Public Enemy – Fight the Power – 1990 Public Enemy used this song as a call to action to the Black community. They are requesting that the people who are being oppressed under racial discrimination begin to use their voice and power to stand up against the people that abuse their power.
Public Enemy – 911 is a Joke – 1990 Police are supposed to be designed to protect and serve all citizens at any moments notice. In this song Public Enemy calls out these officials since they seem to rescue to Black people extremely slowly and infrequently, however they are extremely responsive and aggressive when Black people are the suspects.
Ice Cube – Who Got the Camera – 1992 In many cases of police brutality, it is often the police officer’s word over the person being harassed, but when there are video cameras to record the situation it is thought to help defend the oppressed.

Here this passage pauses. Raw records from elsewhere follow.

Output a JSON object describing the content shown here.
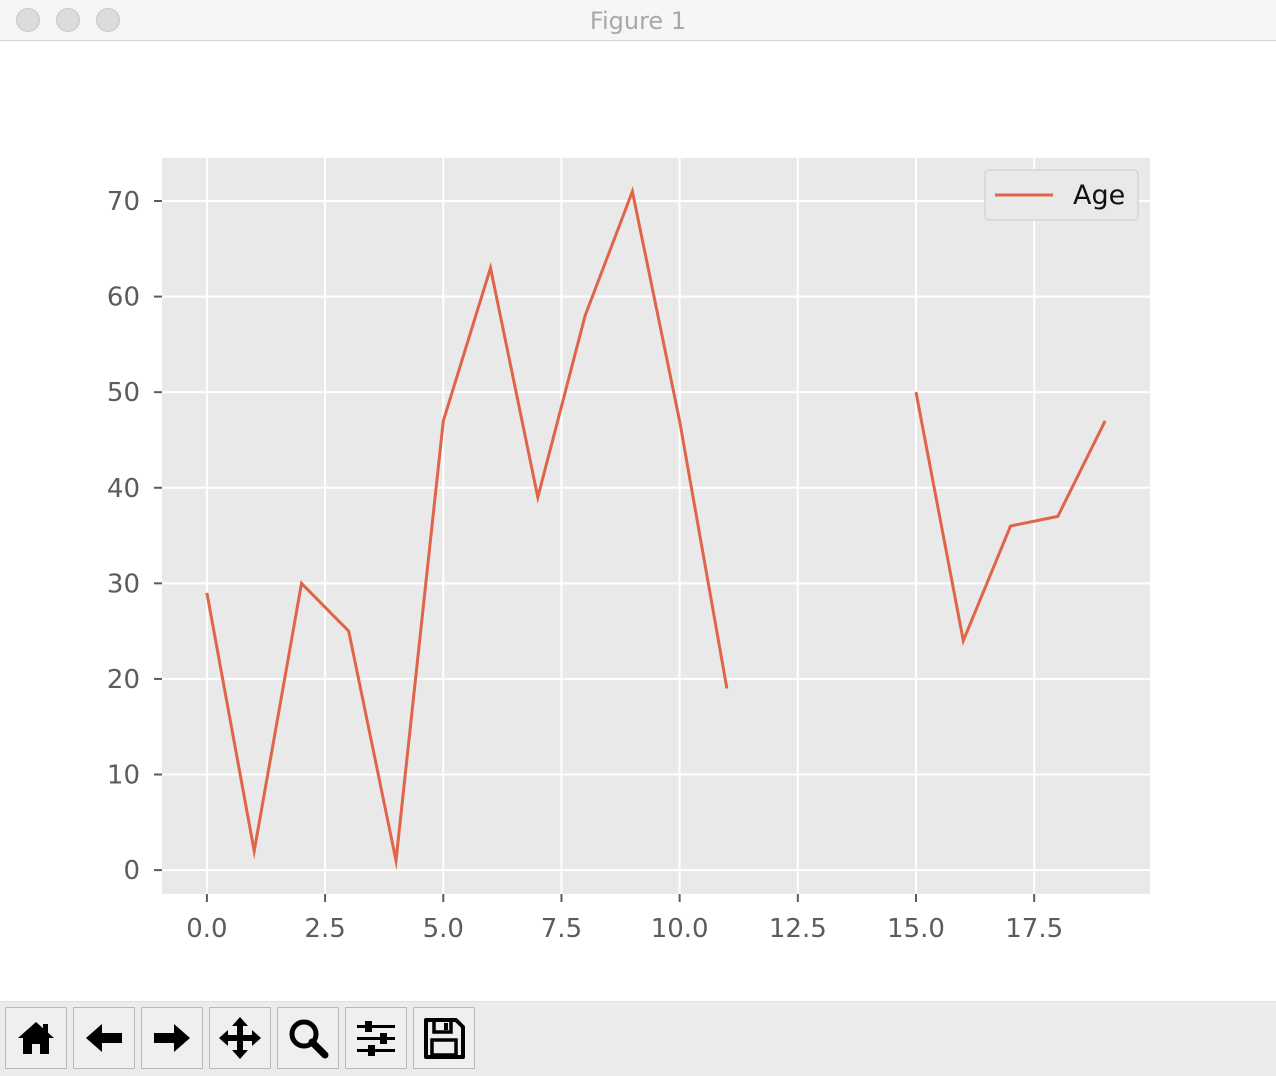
{
  "window": {
    "title": "Figure 1",
    "traffic_lights": [
      "close",
      "minimize",
      "zoom"
    ]
  },
  "toolbar": {
    "buttons": [
      {
        "name": "home",
        "icon": "home-icon"
      },
      {
        "name": "back",
        "icon": "arrow-left-icon"
      },
      {
        "name": "forward",
        "icon": "arrow-right-icon"
      },
      {
        "name": "pan",
        "icon": "move-icon"
      },
      {
        "name": "zoom",
        "icon": "search-icon"
      },
      {
        "name": "configure-subplots",
        "icon": "sliders-icon"
      },
      {
        "name": "save",
        "icon": "save-icon"
      }
    ]
  },
  "chart_data": {
    "type": "line",
    "title": "",
    "xlabel": "",
    "ylabel": "",
    "xlim": [
      -0.95,
      19.95
    ],
    "ylim": [
      -2.5,
      74.5
    ],
    "xticks": [
      0.0,
      2.5,
      5.0,
      7.5,
      10.0,
      12.5,
      15.0,
      17.5
    ],
    "xtick_labels": [
      "0.0",
      "2.5",
      "5.0",
      "7.5",
      "10.0",
      "12.5",
      "15.0",
      "17.5"
    ],
    "yticks": [
      0,
      10,
      20,
      30,
      40,
      50,
      60,
      70
    ],
    "ytick_labels": [
      "0",
      "10",
      "20",
      "30",
      "40",
      "50",
      "60",
      "70"
    ],
    "grid": true,
    "legend": "top-right",
    "colors": {
      "plot_bg": "#e9e9e9",
      "grid": "#ffffff",
      "tick_text": "#5c5c5c",
      "line": "#e06448"
    },
    "series": [
      {
        "name": "Age",
        "color": "#e06448",
        "x": [
          0,
          1,
          2,
          3,
          4,
          5,
          6,
          7,
          8,
          9,
          10,
          11,
          12,
          13,
          14,
          15,
          16,
          17,
          18,
          19
        ],
        "y": [
          29,
          2,
          30,
          25,
          1,
          47,
          63,
          39,
          58,
          71,
          47,
          19,
          null,
          null,
          null,
          50,
          24,
          36,
          37,
          47
        ]
      }
    ]
  }
}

However, Ice Cube realizes in this song that even with a video camera and evidence, police brutality still seems to go without consequence.

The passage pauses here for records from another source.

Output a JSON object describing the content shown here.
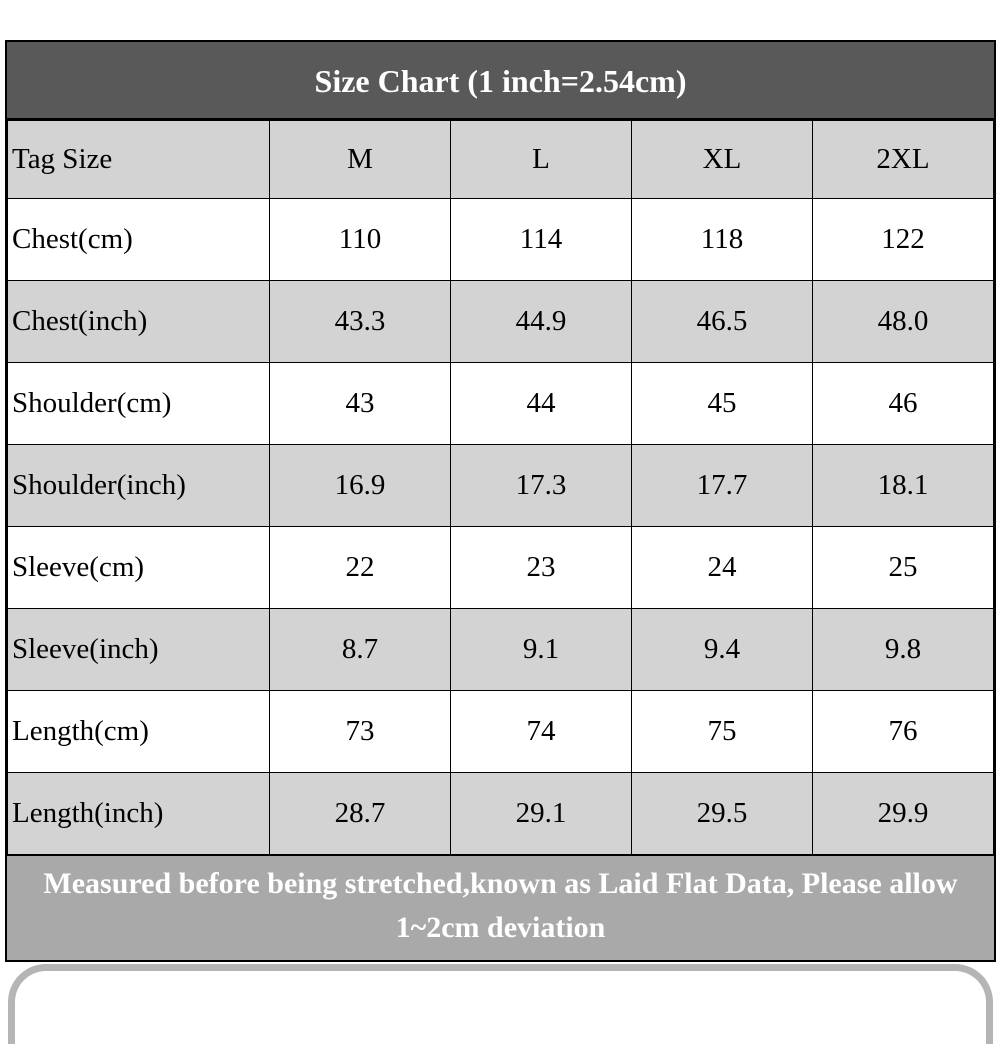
{
  "title": "Size Chart (1 inch=2.54cm)",
  "table": {
    "headers": [
      "Tag Size",
      "M",
      "L",
      "XL",
      "2XL"
    ],
    "rows": [
      {
        "label": "Chest(cm)",
        "values": [
          "110",
          "114",
          "118",
          "122"
        ]
      },
      {
        "label": "Chest(inch)",
        "values": [
          "43.3",
          "44.9",
          "46.5",
          "48.0"
        ]
      },
      {
        "label": "Shoulder(cm)",
        "values": [
          "43",
          "44",
          "45",
          "46"
        ]
      },
      {
        "label": "Shoulder(inch)",
        "values": [
          "16.9",
          "17.3",
          "17.7",
          "18.1"
        ]
      },
      {
        "label": "Sleeve(cm)",
        "values": [
          "22",
          "23",
          "24",
          "25"
        ]
      },
      {
        "label": "Sleeve(inch)",
        "values": [
          "8.7",
          "9.1",
          "9.4",
          "9.8"
        ]
      },
      {
        "label": "Length(cm)",
        "values": [
          "73",
          "74",
          "75",
          "76"
        ]
      },
      {
        "label": "Length(inch)",
        "values": [
          "28.7",
          "29.1",
          "29.5",
          "29.9"
        ]
      }
    ]
  },
  "footer": {
    "text": "Measured before being stretched,known as Laid Flat Data, Please allow 1~2cm deviation"
  },
  "colors": {
    "title_bg": "#595959",
    "header_bg": "#d3d3d3",
    "row_alt_bg": "#d3d3d3",
    "footer_bg": "#a9a9a9",
    "border": "#000000",
    "title_text": "#ffffff",
    "footer_text": "#ffffff",
    "cell_text": "#000000"
  }
}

KRS-One – Sound of da Police – 1993 This song brings to light the contradiction surrounding the role of the police officer. Rather than protecting the citizens from harm, these officers seem to be inflicting the harm against Black people very similar to how overseers on plantations used to inflict harm on slaves many years ago.

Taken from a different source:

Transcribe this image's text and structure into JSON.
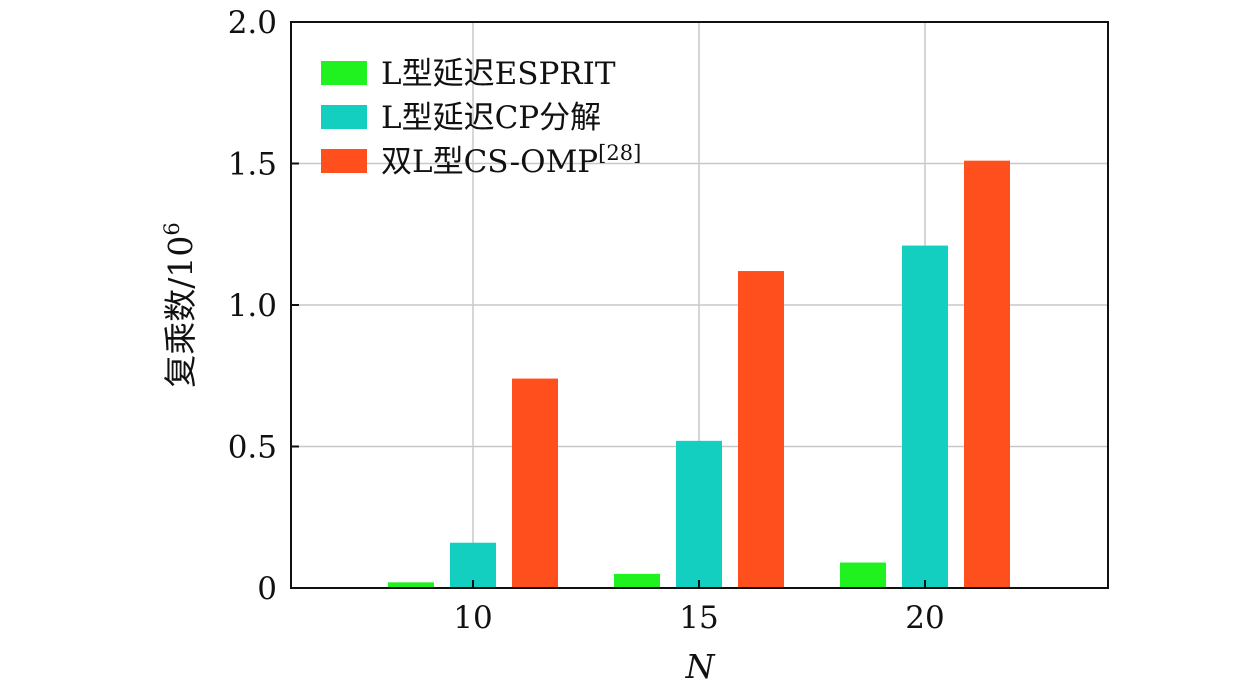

Brand Nubian – Claimin’ I’m a Criminal – 1994 This song highlights the racial discrimination that Black people face in the eyes of the police. Many police assume that Black people are criminals, therefore that assumption is used to justify harassing Black citizens and using unlawful force against innocent people. This usually leads to innocent Black people being taken into custody and spending time in jail.
Jeru The Damaja – Invasion – 1996 This song explains the effects of racial discrimination towards Black people by the law officials. Effects include mass incarceration of Black men, economic profit of the government, and both physical and psychological trauma for the people who are discriminated against.
Tupac – Changes – 1998 This song touches on the racial-profiling, poverty, and racism that affects many black lives. Tupac is trying to express that there is a need for change in the treatment of his people, as the “changes” that are supposedly supposed to help aren’t effective. Social issues are not solved by ignoring the issue, but this is hard to do because not everyone is willing to give up their personal interest.
J Dilla – Fuck the Police – 2001 This song is to talk about being harassed as a person of color, regardless of what social standing that he is perceived to have. The police station was down the street from where he lived and he would be searched, the police trying to find drugs. This song was made to vent the frustrations into something that can be heard by the masses instead of confronting the police, and possibly losing his life.
Kendrick Lamar – Alright – 2015 This song shows Kendrick as sort of a hero among his community. He was one of the few to break through the oppression and “make it big.” Even though he has made it big, he also shows that he is human, he shouldn’t be put on a pedestal, and he too can be shot.
Kendrick Lamar – The Blacker the Berry – 2015 This song points out people coming to a racial self-consciousness. Many people understand that there is a lot of hate, specifically just for being associated with the black community. Ultimately, this puts a psychological burden on individuals of the black community. Not only would individuals of the community hate their conditions, they divert their anger among their own peers.
Daye Jack ft Killer Mike – Hands Up – 2016 Many police officers are being charged on account of murder without being rightfully punished. Daye thinks that in order for actual change, a new legislation has to be put into effect. If not, things will only get worse.